V31E-4814:
The H2O Content of Granite Embryos

Wednesday, 17 December 2014
Omar Bartoli1, Bernardo Cesare1, Laurent Remusat2, Antonio Acosta-Vigil3 and Stefano Poli4, (1)Università di Padova, Dipartimento di Geoscienze, Padova, Italy, (2)Muséum National d´Histoire Naturelle, Laboratoire de Minéralogie et Cosmochimie du Muséum, Paris, France, (3)Andalusian Institute of Earth Sciences, Armilla-Granada, Spain, (4)Universita'' di Milano, Milano, Italy
Abstract:
Quantification of H2O contents of natural granites has been an on-going challenge owing to the extremely fugitive character of H2O during cooling and ascent of melts and magmas. Here we approach this problem by studying granites in their source region (i.e. the partially melted continental crust) and we present the first NanoSIMS analyses of anatectic melt inclusions (MI) hosted in peritectic phases of migmatites and granulites. These MI which totally crystallized upon slow cooling represent the embryos of the upper-crustal granites. The approach based on the combination of MI and NanoSIMS has been here tested on amphibolite-facies migmatites at Ronda (S Spain) that underwent fluid-present to fluid-absent melting at ~700 °C and ~5 kbar.
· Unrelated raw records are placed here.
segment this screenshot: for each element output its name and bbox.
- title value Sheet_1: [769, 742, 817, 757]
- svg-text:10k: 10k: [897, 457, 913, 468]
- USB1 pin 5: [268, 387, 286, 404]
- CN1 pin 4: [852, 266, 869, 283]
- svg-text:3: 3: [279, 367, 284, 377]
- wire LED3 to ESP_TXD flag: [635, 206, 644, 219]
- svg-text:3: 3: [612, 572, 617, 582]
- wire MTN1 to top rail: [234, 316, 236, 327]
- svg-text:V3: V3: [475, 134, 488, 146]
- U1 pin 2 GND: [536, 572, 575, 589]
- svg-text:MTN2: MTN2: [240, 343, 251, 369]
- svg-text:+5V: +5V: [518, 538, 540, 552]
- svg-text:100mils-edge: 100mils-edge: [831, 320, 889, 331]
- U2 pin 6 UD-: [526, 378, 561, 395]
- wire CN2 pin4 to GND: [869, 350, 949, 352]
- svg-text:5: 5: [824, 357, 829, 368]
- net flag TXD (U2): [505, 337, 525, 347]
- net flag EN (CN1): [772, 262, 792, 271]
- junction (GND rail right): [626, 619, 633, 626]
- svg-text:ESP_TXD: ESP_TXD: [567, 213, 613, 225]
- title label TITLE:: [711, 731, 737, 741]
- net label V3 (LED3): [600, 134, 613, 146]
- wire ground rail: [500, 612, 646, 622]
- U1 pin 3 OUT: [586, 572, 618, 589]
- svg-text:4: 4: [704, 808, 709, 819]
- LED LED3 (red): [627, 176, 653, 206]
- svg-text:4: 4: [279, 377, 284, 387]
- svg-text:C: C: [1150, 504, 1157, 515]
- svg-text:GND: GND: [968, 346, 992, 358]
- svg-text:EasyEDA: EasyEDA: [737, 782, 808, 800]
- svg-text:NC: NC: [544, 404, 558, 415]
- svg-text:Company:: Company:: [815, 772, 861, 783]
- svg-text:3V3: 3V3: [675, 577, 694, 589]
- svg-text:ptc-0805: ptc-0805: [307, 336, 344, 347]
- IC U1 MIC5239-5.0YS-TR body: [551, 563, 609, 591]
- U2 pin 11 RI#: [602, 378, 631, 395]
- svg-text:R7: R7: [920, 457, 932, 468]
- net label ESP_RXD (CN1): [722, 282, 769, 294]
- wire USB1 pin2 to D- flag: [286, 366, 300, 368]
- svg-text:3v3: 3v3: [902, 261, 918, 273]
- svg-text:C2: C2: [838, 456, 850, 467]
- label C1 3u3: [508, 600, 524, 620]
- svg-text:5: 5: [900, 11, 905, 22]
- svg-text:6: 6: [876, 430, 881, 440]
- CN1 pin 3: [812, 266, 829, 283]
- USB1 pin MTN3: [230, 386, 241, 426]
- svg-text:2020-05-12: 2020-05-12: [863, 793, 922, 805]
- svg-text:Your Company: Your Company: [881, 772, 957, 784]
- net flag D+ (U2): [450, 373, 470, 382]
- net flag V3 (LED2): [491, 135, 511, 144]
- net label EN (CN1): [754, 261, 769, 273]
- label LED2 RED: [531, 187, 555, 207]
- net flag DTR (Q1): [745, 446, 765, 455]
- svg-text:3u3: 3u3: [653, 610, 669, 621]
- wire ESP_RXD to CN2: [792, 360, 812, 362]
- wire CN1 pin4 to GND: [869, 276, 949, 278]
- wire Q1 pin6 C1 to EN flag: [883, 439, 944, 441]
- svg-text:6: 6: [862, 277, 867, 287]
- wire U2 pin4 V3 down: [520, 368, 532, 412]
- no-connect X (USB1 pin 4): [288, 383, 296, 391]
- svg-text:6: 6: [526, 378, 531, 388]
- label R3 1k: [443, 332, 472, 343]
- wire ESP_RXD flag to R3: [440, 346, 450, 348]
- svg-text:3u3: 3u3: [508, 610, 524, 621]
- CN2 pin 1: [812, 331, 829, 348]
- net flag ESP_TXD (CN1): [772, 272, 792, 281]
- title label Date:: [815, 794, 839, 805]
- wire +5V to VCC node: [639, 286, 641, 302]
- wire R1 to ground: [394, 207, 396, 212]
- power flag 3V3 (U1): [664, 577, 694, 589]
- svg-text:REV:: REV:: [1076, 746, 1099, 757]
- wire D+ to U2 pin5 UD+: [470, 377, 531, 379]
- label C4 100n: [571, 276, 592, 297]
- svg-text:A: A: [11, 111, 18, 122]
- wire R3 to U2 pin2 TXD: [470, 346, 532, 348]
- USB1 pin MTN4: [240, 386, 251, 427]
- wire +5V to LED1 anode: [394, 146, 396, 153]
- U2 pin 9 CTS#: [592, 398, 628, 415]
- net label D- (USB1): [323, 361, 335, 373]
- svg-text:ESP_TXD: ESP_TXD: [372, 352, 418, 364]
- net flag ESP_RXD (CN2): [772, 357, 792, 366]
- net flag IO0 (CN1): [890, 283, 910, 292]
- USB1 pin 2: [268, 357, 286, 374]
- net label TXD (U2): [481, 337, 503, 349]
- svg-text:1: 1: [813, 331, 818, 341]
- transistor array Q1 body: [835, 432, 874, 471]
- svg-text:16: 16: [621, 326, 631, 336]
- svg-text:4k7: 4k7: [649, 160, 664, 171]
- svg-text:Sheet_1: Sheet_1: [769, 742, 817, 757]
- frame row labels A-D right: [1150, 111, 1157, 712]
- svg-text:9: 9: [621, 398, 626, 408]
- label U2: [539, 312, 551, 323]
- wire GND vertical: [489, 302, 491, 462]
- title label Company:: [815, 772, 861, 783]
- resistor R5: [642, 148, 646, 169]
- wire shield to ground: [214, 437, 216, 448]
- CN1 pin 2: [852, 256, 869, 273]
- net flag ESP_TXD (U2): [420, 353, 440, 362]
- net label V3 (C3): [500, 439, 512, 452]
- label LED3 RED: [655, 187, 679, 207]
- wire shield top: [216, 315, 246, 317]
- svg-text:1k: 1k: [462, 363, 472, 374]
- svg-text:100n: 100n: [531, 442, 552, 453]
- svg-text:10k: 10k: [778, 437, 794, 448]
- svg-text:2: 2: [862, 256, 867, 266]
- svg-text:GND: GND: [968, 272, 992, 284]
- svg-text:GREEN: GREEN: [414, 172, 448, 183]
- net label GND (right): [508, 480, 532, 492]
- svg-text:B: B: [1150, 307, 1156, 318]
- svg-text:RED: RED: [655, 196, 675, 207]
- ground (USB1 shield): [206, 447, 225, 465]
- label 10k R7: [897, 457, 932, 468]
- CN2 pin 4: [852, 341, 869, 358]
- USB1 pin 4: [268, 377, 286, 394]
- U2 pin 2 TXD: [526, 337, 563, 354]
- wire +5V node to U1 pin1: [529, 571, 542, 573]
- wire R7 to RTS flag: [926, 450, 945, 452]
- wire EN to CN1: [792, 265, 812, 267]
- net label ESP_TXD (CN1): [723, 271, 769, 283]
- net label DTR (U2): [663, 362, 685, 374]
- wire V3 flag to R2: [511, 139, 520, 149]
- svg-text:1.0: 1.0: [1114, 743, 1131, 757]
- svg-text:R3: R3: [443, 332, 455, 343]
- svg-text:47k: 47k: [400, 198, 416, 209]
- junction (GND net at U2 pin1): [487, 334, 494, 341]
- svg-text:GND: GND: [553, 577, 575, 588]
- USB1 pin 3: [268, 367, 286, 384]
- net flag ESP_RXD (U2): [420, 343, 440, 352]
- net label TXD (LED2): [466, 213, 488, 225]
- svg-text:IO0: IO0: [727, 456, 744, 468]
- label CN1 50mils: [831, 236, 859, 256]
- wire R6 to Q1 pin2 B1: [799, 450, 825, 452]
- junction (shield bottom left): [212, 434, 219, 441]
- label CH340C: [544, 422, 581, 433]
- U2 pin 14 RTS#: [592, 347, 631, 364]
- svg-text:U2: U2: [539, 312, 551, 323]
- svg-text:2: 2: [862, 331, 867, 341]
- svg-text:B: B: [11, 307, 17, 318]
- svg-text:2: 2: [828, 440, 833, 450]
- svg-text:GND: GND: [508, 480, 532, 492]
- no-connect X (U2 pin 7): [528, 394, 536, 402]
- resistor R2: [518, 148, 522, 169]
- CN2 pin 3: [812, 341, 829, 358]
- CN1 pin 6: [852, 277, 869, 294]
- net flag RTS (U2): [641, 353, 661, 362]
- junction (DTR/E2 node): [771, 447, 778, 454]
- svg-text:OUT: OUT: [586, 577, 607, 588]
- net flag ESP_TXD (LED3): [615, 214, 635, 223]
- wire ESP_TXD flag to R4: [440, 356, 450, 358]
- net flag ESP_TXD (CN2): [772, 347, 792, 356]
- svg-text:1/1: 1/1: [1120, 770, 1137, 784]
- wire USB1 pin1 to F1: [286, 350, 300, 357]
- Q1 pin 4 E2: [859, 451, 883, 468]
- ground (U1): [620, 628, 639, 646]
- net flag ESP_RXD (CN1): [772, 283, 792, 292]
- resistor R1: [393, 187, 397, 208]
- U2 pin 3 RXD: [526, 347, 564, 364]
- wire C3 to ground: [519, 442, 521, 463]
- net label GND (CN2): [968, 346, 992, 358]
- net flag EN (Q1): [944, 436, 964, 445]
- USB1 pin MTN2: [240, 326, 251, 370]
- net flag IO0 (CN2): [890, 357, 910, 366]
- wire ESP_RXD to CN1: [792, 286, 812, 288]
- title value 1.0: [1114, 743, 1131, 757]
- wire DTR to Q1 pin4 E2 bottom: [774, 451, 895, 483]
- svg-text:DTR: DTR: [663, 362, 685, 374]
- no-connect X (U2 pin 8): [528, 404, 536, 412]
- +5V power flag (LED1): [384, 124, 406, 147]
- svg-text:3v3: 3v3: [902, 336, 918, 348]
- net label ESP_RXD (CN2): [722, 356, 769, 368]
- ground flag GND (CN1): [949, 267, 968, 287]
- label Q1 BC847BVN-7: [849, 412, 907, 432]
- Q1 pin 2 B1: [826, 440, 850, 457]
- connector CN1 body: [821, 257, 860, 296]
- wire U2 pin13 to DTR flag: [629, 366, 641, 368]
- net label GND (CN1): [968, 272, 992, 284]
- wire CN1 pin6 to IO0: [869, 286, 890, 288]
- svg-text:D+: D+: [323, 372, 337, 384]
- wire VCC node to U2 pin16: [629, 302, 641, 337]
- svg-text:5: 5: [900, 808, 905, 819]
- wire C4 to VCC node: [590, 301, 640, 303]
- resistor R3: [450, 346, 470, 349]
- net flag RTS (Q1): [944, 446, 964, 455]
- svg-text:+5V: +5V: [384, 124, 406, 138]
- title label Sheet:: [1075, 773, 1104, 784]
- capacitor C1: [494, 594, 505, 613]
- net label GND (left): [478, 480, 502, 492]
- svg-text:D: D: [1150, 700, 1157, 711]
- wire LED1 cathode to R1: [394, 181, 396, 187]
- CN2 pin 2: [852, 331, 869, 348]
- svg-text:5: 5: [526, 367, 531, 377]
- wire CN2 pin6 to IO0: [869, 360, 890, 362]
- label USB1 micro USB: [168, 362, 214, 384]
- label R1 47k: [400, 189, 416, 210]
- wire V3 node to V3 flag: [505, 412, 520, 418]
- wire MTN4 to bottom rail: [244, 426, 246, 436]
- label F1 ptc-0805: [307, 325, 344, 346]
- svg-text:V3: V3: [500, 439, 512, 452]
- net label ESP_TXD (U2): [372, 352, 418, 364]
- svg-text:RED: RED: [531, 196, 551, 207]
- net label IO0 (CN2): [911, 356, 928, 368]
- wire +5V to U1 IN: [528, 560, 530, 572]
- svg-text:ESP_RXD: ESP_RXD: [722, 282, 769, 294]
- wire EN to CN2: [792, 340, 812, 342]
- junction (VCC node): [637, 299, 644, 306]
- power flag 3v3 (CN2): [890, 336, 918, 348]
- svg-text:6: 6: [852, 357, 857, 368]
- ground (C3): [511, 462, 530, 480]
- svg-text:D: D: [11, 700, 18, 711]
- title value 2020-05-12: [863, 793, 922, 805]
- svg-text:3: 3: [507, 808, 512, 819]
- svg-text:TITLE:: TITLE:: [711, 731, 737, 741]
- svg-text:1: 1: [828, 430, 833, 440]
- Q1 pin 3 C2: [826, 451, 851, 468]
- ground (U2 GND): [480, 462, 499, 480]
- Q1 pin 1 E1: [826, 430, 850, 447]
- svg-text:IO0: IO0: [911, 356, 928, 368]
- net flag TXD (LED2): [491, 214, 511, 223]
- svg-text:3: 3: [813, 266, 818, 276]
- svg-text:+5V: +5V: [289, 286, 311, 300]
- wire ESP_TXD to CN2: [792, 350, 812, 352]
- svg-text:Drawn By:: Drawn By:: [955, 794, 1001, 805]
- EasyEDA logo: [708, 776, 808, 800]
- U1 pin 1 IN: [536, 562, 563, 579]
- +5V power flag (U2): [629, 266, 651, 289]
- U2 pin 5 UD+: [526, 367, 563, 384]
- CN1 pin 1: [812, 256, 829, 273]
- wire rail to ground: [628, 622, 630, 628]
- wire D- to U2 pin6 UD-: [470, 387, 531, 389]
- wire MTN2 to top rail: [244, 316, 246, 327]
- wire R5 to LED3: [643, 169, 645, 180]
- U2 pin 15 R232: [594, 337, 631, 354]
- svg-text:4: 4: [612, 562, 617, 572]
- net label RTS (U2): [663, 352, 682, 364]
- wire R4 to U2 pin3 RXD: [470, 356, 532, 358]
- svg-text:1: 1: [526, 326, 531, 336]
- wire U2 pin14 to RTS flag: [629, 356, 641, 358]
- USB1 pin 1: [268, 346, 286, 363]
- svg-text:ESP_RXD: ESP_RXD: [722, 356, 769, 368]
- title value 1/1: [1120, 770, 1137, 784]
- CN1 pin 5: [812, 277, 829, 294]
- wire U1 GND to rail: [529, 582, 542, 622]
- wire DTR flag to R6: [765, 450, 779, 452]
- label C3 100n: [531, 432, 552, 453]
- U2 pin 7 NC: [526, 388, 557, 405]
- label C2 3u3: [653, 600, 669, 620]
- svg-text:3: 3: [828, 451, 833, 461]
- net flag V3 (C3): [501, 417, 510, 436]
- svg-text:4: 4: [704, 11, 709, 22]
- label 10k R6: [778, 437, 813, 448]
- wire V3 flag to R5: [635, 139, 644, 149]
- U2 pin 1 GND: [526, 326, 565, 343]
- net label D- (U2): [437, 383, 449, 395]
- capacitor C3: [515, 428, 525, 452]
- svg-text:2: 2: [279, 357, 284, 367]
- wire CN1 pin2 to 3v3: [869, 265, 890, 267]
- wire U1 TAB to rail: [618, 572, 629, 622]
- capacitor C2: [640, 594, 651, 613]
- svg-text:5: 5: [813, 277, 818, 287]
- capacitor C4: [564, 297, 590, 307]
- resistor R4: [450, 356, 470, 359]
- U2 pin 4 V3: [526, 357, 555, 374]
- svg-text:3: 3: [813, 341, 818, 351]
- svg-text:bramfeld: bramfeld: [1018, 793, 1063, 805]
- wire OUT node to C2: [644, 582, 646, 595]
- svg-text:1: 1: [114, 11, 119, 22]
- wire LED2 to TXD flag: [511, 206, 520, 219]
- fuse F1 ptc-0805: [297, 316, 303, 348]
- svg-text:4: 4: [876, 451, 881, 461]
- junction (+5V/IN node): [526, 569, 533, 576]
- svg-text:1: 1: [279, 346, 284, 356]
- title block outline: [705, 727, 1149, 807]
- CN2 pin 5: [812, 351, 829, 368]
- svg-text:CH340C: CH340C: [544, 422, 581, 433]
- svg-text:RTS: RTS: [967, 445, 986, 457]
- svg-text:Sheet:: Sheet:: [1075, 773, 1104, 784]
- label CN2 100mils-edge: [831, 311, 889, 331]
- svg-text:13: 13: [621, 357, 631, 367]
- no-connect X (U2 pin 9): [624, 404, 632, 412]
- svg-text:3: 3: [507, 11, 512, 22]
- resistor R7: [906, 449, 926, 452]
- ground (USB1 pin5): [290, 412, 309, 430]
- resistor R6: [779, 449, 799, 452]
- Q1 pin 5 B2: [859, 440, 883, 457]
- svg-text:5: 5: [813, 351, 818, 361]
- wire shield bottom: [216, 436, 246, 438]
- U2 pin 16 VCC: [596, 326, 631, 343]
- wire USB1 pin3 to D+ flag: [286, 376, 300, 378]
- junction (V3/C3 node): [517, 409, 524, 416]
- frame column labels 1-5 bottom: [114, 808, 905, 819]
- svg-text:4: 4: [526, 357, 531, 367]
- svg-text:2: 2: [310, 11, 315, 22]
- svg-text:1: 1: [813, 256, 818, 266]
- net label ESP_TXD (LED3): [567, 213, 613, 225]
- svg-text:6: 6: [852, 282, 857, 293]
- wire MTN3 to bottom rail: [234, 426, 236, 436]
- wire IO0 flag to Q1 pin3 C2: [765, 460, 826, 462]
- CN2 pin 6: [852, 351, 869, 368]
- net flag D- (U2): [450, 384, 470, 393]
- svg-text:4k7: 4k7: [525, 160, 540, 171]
Small (≤ 5 µm) crystallized MI trapped in garnet have been remelted using a piston-cylinder apparatus and they show leucogranitic compositions. We measure high and variable H2O contents (mean of 6.5±1.4 wt%) in these low-temperature, low-pressure granitic melts. We demonstrate that, when the entire population from the same host is considered, MI reveal the H2O content of melt in the specific volume of rock where the host garnet grew. Mean H2O values for the MI in different host crystals range from 5.4 to 9.1 wt%. This range is in rather good agreement with experimental models for granitic melts at the inferred P-T conditions. Our study documents for the first time the occurrence of H2O heterogeneities in natural granitic melts at the source region. These heterogeneities are interpreted to reflect the birth of granitic melts under conditions of “mosaic” equilibrium, where the distinct fractions of melt experience different buffering assemblages at the micro-scale, with concomitant differences in melt H2O content. These results confirm the need for small-scale geochemical studies on natural samples to improve our quantitative understanding of crustal melting and granite formation. The same approach adopted here can be applied to MI hosted in higher-temperature, granulite-facies rocks that represent the parents of many upper-crustal granites. This will result in a better understanding of formation and evolution of granitic magmas.